Imagem ilustrativa da imagem Um ano depois dos fuzis, ataques  a bancos recuam 55% na região

O levantamento mostra que nos 12 meses anteriores à doação das armas foram registradas 9 ocorrências na região. Após a aquisição dos fuzis, a PM registrou 4 situações, uma queda de 55%. Os cinco fuzis foram doados pelo Conseg de Ivaiporã, Lidianópolis, Faxinal e Borrazópolis em maio do ano passado. Posteriormente o Governo do Estado se mobilizou e enviou mais oito fuzis para a 6ª CIPM.
O comandante da 6ª CIPM, major Laércio Sagati diz que o novo armamento foi fundamental para reforçar a segurança na região.
“Hoje nós temos fuzis distribuídos em praticamente todas as cidades da área. Além disso, nós temos a Patrulha Rural, Rotam e o pessoal do Serviço Reservado armados com fuzis. Isso reflete de forma preventiva, e tem feito com que caía o número de ocorrências, principalmente, no que se refere a assalto a bancos”, assinala Sagati.
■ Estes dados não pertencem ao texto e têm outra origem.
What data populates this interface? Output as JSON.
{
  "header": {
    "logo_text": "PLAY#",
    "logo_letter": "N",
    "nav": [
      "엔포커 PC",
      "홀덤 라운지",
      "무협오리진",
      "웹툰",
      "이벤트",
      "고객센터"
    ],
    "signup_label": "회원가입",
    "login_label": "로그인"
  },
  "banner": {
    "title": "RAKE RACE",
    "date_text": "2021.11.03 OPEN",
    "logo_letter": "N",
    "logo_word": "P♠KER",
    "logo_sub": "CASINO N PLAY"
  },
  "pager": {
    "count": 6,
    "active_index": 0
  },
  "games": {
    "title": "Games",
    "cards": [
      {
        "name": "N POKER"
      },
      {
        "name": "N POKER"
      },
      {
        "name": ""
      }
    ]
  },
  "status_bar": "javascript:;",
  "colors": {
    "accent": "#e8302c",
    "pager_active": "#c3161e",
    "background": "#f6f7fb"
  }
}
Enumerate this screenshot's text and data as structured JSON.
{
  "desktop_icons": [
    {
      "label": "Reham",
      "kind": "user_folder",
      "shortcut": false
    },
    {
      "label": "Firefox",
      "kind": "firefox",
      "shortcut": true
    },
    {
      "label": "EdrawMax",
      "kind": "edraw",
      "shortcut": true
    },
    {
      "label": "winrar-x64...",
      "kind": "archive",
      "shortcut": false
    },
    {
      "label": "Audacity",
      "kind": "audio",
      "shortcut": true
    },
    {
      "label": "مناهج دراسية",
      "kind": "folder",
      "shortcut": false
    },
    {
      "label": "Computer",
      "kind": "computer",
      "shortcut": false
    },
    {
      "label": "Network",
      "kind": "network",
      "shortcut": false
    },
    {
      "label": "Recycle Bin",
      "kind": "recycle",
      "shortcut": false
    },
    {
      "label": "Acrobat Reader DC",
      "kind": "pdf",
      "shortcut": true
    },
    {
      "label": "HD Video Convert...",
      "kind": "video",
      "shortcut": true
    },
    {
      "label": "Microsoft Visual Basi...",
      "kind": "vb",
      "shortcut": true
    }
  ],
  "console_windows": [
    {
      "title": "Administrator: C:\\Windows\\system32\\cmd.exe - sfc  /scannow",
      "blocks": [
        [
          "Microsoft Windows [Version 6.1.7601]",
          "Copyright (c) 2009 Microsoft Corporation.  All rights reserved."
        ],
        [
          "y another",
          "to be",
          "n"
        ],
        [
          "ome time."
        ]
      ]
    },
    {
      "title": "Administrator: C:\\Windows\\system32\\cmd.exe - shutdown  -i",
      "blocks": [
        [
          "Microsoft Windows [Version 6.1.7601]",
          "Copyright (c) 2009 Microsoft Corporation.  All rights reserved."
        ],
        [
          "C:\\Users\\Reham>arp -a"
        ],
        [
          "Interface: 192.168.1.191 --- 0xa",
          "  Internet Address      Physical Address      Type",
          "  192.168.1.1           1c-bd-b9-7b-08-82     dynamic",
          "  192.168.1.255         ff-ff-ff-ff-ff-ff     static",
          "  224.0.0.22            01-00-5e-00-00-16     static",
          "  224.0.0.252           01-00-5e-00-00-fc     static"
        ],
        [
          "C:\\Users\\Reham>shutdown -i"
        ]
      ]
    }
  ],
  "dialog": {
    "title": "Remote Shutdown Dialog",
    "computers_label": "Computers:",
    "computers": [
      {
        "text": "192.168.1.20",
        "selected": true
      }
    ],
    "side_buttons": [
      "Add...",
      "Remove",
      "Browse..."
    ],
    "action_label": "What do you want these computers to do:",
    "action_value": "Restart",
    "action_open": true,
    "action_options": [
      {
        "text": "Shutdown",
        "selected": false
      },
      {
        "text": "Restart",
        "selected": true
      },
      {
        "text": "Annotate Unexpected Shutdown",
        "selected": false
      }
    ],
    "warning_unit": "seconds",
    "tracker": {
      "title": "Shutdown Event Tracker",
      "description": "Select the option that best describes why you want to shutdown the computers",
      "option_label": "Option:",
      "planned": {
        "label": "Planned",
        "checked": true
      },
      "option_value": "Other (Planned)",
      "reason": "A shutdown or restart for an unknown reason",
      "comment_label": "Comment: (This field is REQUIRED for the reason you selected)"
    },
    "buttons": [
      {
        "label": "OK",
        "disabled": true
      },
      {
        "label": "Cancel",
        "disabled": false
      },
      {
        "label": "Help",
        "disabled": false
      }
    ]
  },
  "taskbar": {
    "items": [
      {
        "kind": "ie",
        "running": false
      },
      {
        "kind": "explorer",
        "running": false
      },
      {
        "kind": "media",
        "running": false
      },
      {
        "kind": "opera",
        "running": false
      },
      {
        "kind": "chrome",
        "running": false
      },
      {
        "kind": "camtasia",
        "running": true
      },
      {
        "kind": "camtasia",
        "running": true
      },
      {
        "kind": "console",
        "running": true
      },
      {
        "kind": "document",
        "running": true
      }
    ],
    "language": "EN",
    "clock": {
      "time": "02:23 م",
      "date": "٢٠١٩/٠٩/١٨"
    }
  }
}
O presidente do Conseg de Ivaiporã, Jair Antônio Burato comemora. “Na época, a população sentiu que faltava equipamento compatível para contrapor o poder de fogo das quadrilhas que agiam na região e não podíamos mais esperar a mobilização do Estado. Nós fizemos o que era necessário naquele momento e os resultados estão aí”, relata Burato.
PLANEJAMENTO
Além do reforço de fuzis, a 6ª CIPM também faz planejamento estratégico e mapeamento de todas as rotas de fugas na região. Segundo o capitão Élio Boing trata-se de um planejamento de aplicação de todos os meios. Sejam fuzis, o quadro de policiais, o apoio da população e apoio aéreo.
“Toda a área está sendo mapeada, rotas e possíveis locais de fuga, para que possamos coordenar os esforços, nos antecipar e fechar o cerco”, enfatiza Boing.
Segundo major Sagati, o trabalho está avançado e o mapeamento das principais rotas de fuga devem ser concluído nos próximos meses. “O planejamento e a nossa organização faz com que seja dificultado mais ainda, a ação dessas quadrilhas na nossa região”, completa Sagati.